My question is, what should the people developing Hawes really work on with him? If he lacks the predisposition to rebound and/or defend, should they focus on him learning techniques to try to get those areas to be average? Or should they focus on his offensive kills that are already relatively excellent and try to make those NBA-level excellent?
If all of the above was possible, then that's obviously the answer, but if you can't focus a lot of time on everything, where do you put the effort?

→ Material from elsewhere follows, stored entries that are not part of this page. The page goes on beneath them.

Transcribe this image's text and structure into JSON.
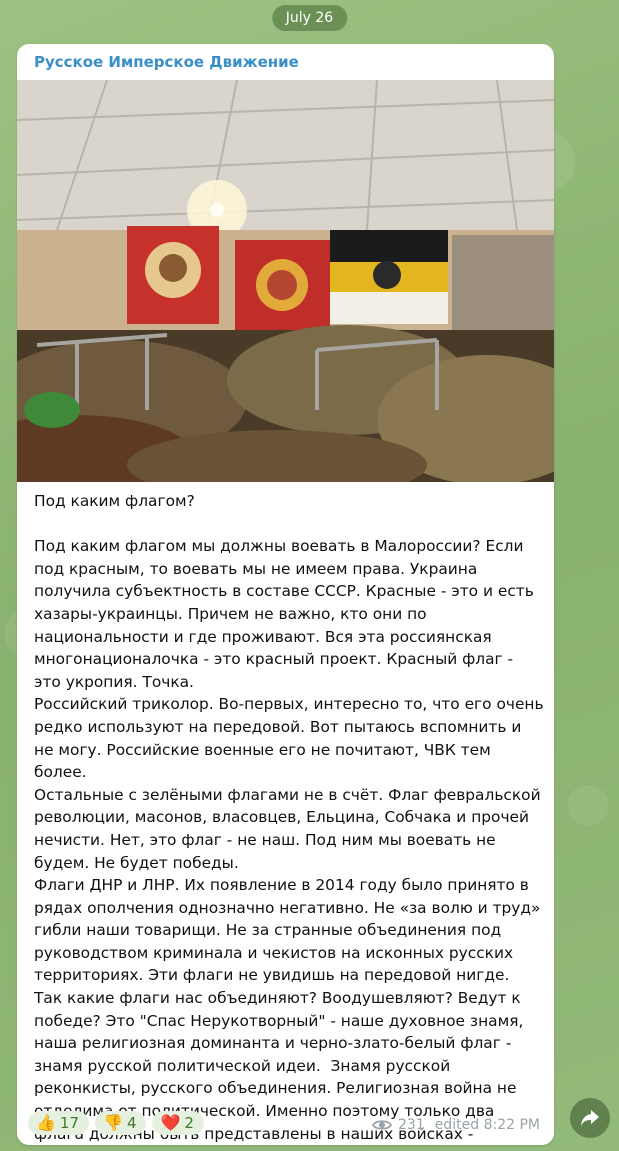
{
  "date_label": "July 26",
  "channel_name": "Русское Имперское Движение",
  "message_text": "Под каким флагом?\n\nПод каким флагом мы должны воевать в Малороссии? Если под красным, то воевать мы не имеем права. Украина получила субъектность в составе СССР. Красные - это и есть хазары-украинцы. Причем не важно, кто они по национальности и где проживают. Вся эта россиянская многонационалочка - это красный проект. Красный флаг - это укропия. Точка.\nРоссийский триколор. Во-первых, интересно то, что его очень редко используют на передовой. Вот пытаюсь вспомнить и не могу. Российские военные его не почитают, ЧВК тем более.\nОстальные с зелёными флагами не в счёт. Флаг февральской революции, масонов, власовцев, Ельцина, Собчака и прочей нечисти. Нет, это флаг - не наш. Под ним мы воевать не будем. Не будет победы.\nФлаги ДНР и ЛНР. Их появление в 2014 году было принято в рядах ополчения однозначно негативно. Не «за волю и труд» гибли наши товарищи. Не за странные объединения под руководством криминала и чекистов на исконных русских территориях. Эти флаги не увидишь на передовой нигде.\nТак какие флаги нас объединяют? Воодушевляют? Ведут к победе? Это \"Спас Нерукотворный\" - наше духовное знамя, наша религиозная доминанта и черно-злато-белый флаг - знамя русской политической идеи.  Знамя русской реконкисты, русского объединения. Религиозная война не отделима от политической. Именно поэтому только два флага должны быть представлены в наших войсках - \"Имперка\" и \"Спас\". Любое другое от лукавого!!! Слава России!!!",
  "reactions": [
    {
      "emoji": "👍",
      "count": "17"
    },
    {
      "emoji": "👎",
      "count": "4"
    },
    {
      "emoji": "❤️",
      "count": "2"
    }
  ],
  "views": "231",
  "edited_label": "edited 8:22 PM",
  "icons": {
    "views": "eye-icon",
    "share": "share-arrow-icon"
  },
  "colors": {
    "channel_name": "#3a8fc9",
    "reaction_bg": "#e6f0de",
    "reaction_text": "#3f7a2c"
  }
}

I'll take a shot at answering that.
1) Offensively -- I was a little alarmed when I heard Reggie casually say that we were a pick and pop team with Brad
and Spenser and that only Ron had a post game. Mortifying for Reef I am sure. But a major concern with the kid. I do not know whether Reggie said that because he has a bad read on Hawes' talents, or whether because the kid is already following through on his misguided threat to model himself after Brad (that he made around draft time). Either way...no. Get his *** in the post. He can shoot? Fine. Nifty. Irrelevant for the moment. Park his *** in the post and make him work it -- I have seen this kid show all kinds of nifty moves in there, but you can't let him become yet another lazy softie lurking on the perimeter. Make him post, keep him there, and only when he's established himself as a major threat inside do you let him pop out ot mix it up. He has the moves already -- you don't need to teach him them. You need to teach him the importance of using them. Oh, and if he takes another three, spank him. I mean, right there, on the sideline. Call a timeout, take him out of the game, get a big ole paddle, and give him a spanking.

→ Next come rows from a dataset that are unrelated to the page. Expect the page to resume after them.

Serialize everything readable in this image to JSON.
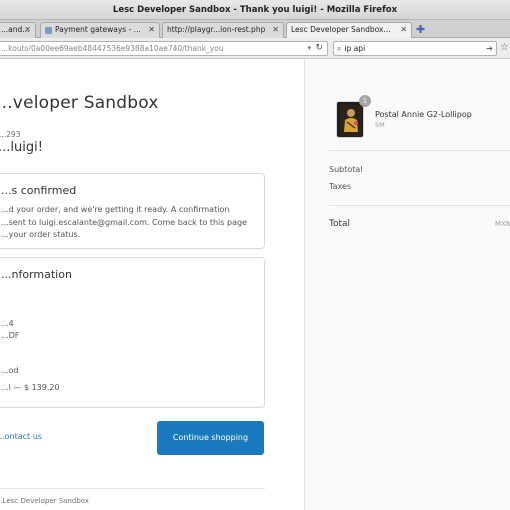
{
  "window": {
    "title": "Lesc Developer Sandbox - Thank you luigi! - Mozilla Firefox"
  },
  "tabs": [
    {
      "label": "...and..."
    },
    {
      "label": "Payment gateways - ..."
    },
    {
      "label": "http://playgr...ion-rest.php"
    },
    {
      "label": "Lesc Developer Sandbox..."
    }
  ],
  "navbar": {
    "url": "...kouts/0a00ee69aeb48447536e9388a10ae740/thank_you",
    "search_value": "ip api"
  },
  "page": {
    "shop_name": "...veloper Sandbox",
    "order_number": "...293",
    "thank_you": "...luigi!",
    "confirmed": {
      "title": "...s confirmed",
      "line1": "...d your order, and we're getting it ready. A confirmation",
      "line2": "...sent to luigi.escalante@gmail.com. Come back to this page",
      "line3": "...your order status."
    },
    "customer_info": {
      "title": "...nformation",
      "line1": "...4",
      "line2": "...DF",
      "line3": "...od",
      "line4": "...l — $ 139.20"
    },
    "contact_link": "...ontact us",
    "continue_button": "Continue shopping",
    "footer": "...Lesc Developer Sandbox"
  },
  "summary": {
    "product": {
      "name": "Postal Annie G2-Lollipop",
      "variant": "SM",
      "quantity": "1"
    },
    "subtotal_label": "Subtotal",
    "taxes_label": "Taxes",
    "total_label": "Total",
    "currency": "MXN"
  }
}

2) Rebounding -- Spenser does not seem to have instincts as a rebounder. Does not react quickly, explode after them, snatch them. Not much of a body for it either, but not so bad there that its impossible. So two things. First, by getting his *** in the post, one side benefit is that you should keep him in offensive rebounding position, which he will not be if he does become Brad part II. Secondly, work very hard, make it a major focus, on blocking out. He rarely does it, and has been moved around and beat in there in nearly every game I have watched him in summer league/this season. So focus on the basics. Teach him to block out, EVERY time. He will still not have great instincts about where the ball is going, will still get muscled, but if you hammer it into him to block out and block out and block out, it will at least keep him focused on the ball, on trying to rebound, on impeding the man he is blocking out, and at his height he should be able to get some.

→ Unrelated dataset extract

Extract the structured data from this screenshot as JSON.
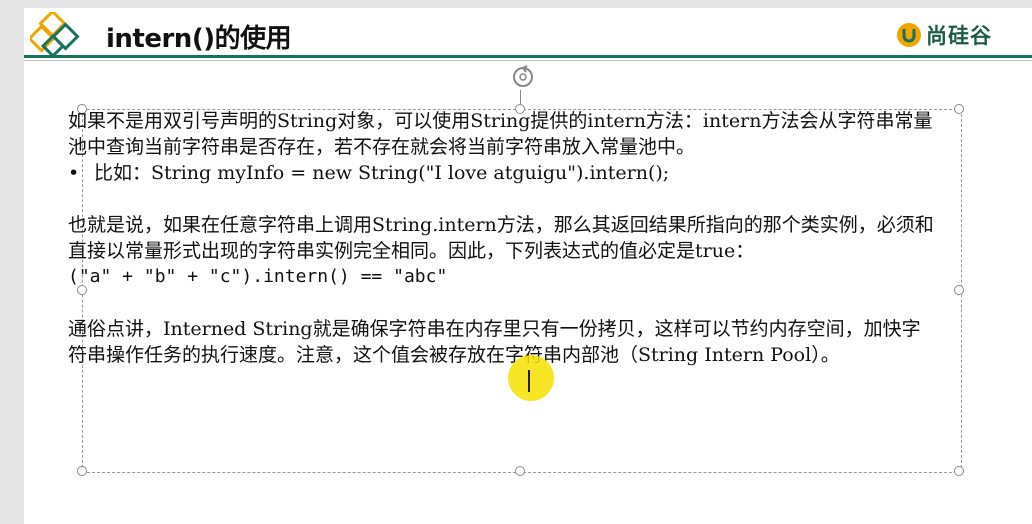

3) Defense -- a bit of a mystery. He does not appear to have the instincts here either. Will never be Marcus Camby no matter how many drills you run. But he's tall/long enough that he should be able to get you 1+ blocks a game with starter's minutes. Its highly unlikely he'll ever be any good as a team's primary shotblocker though -- high end is more of a decent support guy. And there is no drill you can run to make him into primary guy. So you have to make up your mind whether, given our lack of shotblcoking, you want to even put him into that role with all it implies of leaving his man to come over and try to help as our "goalie", or whether it s better to keep him on his guy, blocking out, impeding, but not trying to be a special presence inside. Man defense = who knows. Best thing there is at his height, have him workout, workout, and workout some more. He has the length, I think he has some competitiveness, so concentrate on building strength.
If he's going to be a starter one day here are the rough threshold numbers you need to get him to:
Rebounds: 8.0
Blocks: 1.5
Those are still weak. But they are the kind of minimal competence numbers that can justify a guy being out there if he develops into a strong scorer.